O outro problema generalizado que afecta os prévios é o controlo de volume. Já nem escrevo sobre o balanço e os controles de tonalidade, em especial estes, pois são, por definição, um desvio voluntário e, admito, por vezes, útil da neutralidade. Ora nenhum potenciómetro é neutro. Ponto final. Os que mais se aproximam são os de resistências, muito utilizados nos prévios passivos, sendo que, em cada passo, apenas uma está no caminho do sinal.
Os circuitos lógicos e a tecnologia digital têm adaptado esta solução artesanal com propostas híbridas muito promissoras, já que os controlos de volume digitais puros são mais perfeitos no papel que nos resultados obtidos: aumentar artificialmente o número de bits de cada palavra da trama digital para depois os poder reduzir para baixar o volume é um processo redundante, quase de “esperteza saloia”.

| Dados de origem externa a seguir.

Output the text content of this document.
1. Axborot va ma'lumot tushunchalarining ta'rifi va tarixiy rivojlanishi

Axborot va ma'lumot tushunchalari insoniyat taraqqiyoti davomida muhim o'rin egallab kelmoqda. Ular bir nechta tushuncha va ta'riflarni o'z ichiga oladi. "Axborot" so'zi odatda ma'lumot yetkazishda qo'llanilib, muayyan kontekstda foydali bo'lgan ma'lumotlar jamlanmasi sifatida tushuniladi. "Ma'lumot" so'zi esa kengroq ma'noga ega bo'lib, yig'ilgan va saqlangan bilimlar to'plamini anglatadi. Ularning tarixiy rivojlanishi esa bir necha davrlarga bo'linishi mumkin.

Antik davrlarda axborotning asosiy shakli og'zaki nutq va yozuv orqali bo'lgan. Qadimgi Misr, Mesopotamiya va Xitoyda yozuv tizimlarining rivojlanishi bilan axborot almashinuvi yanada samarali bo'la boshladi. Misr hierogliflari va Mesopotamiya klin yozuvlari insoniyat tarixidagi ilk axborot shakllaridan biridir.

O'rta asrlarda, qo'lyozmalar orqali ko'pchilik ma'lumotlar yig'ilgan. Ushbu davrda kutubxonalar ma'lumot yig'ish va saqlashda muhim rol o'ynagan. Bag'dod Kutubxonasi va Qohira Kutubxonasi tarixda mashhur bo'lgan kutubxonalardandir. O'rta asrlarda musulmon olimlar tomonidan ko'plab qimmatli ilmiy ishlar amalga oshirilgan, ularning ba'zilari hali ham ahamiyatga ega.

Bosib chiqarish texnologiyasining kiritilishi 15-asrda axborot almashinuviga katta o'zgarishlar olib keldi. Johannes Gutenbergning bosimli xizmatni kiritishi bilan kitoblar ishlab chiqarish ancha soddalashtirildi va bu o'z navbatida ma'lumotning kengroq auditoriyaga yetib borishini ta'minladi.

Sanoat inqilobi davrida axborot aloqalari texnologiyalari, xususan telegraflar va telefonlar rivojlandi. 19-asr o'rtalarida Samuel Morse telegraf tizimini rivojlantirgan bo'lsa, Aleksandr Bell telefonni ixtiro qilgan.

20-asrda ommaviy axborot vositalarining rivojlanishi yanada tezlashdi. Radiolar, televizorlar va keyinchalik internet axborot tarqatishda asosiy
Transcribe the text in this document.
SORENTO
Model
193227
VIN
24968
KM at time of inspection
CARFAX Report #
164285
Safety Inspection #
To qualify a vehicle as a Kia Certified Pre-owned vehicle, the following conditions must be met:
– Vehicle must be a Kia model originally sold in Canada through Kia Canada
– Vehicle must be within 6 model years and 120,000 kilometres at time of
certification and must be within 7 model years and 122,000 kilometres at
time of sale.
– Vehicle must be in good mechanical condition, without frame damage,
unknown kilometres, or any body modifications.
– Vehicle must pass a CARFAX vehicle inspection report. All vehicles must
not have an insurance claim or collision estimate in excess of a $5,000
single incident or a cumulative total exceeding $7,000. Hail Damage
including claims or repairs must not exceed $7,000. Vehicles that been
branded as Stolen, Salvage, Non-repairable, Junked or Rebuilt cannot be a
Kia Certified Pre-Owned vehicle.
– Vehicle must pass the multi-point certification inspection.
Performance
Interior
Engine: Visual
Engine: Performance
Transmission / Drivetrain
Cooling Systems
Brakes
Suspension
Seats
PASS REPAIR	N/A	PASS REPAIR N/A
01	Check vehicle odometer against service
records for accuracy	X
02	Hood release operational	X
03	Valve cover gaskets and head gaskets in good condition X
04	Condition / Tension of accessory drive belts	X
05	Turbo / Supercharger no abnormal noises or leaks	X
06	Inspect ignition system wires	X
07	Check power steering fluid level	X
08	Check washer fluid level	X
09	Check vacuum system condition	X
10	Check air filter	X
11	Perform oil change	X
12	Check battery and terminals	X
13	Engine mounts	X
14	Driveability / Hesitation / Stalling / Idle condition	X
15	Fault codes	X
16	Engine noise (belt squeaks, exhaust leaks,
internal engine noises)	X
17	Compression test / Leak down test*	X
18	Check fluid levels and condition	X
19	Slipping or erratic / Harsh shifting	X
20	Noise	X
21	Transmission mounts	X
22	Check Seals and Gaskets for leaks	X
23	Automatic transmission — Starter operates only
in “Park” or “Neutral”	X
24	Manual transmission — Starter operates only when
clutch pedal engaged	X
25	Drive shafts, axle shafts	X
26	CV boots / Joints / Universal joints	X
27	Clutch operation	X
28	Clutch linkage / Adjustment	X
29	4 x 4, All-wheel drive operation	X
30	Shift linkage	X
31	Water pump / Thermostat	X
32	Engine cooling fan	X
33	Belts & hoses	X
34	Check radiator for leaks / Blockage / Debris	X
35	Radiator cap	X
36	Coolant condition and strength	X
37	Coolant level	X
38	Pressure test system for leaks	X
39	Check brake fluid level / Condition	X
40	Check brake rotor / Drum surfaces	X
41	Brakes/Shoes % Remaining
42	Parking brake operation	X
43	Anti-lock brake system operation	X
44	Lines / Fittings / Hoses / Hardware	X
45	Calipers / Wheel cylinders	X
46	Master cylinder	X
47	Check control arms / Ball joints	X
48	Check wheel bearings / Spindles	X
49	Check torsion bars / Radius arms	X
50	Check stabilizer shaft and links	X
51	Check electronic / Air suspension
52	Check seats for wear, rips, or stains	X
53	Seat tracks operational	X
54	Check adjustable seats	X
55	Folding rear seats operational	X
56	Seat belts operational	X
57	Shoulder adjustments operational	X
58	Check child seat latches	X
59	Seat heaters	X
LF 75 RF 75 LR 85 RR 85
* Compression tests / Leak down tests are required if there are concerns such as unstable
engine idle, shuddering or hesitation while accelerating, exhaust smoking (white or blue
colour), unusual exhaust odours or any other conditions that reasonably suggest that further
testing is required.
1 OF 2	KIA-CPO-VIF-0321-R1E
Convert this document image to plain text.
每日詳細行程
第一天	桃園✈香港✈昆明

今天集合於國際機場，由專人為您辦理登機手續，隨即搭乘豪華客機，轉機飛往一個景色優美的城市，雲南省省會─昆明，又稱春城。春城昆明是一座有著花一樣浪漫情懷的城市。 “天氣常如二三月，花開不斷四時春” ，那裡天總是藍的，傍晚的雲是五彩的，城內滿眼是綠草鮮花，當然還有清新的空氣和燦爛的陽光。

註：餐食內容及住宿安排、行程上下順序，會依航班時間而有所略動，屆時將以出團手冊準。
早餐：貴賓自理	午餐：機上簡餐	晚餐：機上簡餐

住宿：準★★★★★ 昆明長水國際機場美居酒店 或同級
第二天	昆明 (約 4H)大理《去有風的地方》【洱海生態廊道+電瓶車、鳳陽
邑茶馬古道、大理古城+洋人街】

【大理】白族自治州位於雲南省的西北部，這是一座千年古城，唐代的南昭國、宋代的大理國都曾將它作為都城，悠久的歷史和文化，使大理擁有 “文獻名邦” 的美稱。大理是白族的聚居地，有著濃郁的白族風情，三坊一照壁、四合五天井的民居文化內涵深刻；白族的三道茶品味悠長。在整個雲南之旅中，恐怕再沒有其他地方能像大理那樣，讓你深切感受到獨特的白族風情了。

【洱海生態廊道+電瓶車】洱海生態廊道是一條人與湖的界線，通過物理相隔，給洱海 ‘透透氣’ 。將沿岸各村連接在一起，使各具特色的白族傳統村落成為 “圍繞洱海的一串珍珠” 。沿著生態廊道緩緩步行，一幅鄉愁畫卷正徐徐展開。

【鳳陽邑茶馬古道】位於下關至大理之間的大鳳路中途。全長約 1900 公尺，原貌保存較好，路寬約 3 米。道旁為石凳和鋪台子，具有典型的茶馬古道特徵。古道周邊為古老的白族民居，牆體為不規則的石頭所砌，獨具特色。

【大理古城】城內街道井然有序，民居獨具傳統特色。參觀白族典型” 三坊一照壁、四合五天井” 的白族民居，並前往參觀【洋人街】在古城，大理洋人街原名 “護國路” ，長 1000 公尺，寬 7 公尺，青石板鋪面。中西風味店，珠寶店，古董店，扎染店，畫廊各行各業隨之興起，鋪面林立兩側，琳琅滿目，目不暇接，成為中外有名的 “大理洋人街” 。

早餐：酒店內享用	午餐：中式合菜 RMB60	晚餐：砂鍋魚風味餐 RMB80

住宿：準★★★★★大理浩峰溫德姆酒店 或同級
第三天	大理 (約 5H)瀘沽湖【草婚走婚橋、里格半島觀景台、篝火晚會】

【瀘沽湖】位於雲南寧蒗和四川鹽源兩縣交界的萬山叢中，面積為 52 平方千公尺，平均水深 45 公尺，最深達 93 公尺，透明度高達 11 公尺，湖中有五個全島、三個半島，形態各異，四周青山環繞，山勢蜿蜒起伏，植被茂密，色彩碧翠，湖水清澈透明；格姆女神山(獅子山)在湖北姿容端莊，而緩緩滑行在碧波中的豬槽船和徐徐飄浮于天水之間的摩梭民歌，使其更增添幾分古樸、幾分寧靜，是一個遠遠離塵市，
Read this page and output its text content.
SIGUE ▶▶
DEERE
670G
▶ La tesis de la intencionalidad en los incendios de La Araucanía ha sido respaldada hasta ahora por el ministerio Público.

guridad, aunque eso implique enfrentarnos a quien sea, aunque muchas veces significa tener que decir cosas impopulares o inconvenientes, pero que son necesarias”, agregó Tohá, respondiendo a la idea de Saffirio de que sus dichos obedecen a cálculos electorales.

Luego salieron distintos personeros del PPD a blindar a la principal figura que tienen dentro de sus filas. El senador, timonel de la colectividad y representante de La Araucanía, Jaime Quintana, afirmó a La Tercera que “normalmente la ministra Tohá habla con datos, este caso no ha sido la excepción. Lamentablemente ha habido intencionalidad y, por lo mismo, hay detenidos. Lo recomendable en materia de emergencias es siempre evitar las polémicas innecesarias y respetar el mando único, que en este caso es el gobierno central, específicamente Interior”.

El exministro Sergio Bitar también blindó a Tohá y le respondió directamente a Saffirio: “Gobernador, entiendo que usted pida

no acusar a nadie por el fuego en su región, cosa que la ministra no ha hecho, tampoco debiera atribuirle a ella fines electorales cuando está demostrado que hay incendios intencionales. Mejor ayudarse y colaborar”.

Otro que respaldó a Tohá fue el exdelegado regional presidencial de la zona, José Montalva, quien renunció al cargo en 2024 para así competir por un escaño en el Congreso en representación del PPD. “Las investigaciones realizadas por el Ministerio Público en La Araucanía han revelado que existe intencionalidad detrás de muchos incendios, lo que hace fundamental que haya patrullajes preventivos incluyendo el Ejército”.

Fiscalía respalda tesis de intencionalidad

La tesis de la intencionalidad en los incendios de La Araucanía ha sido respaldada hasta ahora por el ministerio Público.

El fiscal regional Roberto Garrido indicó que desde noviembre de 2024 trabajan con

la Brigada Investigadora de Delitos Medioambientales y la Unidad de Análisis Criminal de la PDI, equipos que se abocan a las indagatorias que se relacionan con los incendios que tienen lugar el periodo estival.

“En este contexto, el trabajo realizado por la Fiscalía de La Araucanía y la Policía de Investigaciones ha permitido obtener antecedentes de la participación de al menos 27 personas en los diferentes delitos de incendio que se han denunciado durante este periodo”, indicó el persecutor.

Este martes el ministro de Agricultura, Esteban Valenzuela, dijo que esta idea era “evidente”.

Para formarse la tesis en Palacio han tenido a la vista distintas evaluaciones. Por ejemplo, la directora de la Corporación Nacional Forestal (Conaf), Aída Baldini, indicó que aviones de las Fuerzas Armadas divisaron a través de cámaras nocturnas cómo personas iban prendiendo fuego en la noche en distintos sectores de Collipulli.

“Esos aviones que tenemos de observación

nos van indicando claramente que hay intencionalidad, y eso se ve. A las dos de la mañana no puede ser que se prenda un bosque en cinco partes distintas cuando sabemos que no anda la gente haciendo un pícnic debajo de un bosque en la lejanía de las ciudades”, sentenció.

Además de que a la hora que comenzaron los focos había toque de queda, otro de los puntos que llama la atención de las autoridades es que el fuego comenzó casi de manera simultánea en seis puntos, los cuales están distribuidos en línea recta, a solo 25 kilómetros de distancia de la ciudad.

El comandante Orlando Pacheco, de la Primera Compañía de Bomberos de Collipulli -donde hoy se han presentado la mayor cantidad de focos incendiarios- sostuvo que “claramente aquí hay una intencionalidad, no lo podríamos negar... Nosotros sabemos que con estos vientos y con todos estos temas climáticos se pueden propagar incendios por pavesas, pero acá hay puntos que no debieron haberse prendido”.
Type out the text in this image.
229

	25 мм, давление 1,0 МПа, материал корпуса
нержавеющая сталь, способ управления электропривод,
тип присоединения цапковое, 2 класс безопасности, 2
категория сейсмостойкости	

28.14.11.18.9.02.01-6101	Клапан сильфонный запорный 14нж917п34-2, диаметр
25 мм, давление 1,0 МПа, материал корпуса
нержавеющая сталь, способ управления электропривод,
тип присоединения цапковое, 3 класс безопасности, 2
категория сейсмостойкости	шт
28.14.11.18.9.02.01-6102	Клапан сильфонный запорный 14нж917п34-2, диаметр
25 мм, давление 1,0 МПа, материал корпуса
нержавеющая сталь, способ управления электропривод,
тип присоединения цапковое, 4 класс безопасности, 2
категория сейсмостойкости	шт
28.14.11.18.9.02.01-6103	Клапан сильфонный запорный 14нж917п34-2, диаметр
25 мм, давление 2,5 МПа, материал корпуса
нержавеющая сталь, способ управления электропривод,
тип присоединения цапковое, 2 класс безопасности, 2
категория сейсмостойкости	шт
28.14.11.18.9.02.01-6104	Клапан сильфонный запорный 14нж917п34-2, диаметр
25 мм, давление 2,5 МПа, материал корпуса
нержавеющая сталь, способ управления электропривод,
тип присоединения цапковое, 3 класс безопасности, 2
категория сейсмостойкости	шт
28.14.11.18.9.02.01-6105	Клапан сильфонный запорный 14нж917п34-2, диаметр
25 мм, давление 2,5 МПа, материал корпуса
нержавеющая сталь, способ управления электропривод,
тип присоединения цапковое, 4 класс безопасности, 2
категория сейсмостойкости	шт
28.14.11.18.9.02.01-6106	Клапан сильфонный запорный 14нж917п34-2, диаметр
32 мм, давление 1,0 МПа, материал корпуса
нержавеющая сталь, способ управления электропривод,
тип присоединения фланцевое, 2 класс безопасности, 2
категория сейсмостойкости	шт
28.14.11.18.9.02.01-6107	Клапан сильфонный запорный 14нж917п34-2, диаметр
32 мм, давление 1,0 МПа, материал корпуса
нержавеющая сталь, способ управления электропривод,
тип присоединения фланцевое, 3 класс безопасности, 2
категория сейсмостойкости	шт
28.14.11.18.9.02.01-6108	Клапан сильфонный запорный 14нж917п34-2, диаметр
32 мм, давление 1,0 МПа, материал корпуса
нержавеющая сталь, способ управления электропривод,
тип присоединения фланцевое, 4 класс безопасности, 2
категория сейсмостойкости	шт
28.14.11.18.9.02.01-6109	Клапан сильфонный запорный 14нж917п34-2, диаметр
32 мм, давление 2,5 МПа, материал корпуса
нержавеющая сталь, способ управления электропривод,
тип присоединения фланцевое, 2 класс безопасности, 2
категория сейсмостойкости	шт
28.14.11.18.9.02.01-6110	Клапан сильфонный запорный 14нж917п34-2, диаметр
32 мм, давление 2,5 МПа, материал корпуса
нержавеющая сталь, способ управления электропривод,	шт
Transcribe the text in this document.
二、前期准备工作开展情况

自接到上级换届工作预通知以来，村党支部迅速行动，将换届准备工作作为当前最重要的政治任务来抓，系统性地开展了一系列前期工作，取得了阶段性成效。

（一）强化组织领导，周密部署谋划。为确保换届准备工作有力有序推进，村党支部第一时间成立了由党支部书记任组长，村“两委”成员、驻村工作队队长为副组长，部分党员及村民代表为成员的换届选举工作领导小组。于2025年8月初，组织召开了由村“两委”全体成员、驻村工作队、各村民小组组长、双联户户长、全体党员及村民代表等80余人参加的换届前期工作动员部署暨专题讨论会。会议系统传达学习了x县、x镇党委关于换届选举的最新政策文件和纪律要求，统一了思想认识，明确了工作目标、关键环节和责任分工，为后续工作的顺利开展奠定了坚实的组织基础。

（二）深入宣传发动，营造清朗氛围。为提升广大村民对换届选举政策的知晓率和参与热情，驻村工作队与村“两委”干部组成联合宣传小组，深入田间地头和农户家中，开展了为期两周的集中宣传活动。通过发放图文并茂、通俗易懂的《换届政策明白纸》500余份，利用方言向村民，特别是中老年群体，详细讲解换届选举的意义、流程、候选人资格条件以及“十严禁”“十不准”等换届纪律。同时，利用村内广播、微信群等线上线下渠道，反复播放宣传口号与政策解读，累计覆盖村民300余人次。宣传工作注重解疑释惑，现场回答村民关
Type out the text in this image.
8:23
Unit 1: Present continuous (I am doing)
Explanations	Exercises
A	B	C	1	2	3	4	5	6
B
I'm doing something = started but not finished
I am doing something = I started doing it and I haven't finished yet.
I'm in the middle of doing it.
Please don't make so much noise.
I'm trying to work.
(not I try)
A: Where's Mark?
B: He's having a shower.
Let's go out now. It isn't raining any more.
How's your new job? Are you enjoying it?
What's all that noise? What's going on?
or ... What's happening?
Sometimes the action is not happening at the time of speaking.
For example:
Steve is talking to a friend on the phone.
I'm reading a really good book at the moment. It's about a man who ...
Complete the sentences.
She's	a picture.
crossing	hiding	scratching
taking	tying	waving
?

O que o grande Ed Meitner tentou produzir foi um “fio-com-ganho-prévio”, com todas as vantagens de funcionalidade básica e neutralidade dos prévios passivos, sem os inconvenientes da flutuação dos valores de impedância e a capacidade ilimitada para “alimentar” cabos de qualquer génese e comprimento. He did it, again!
EMM Labs Pre2 SE High-End preamplifier
A construção é robusta e sóbria. Não será um modelo de arte audiófila, pelo menos externamente. O meu McIntosh C2200, um pouco kitsch, no arroubo daqueles olhos azuis, tem mais carisma. Mas estamos a falar de duas filosofias que, não sendo antagónicas, pois pretendem atingir o mesmo objectivo, escolheram caminhos bem diferentes, tanto no design como na tecnologia: a simplicidade de estado sólido face à funcionalidade fundada no vácuo.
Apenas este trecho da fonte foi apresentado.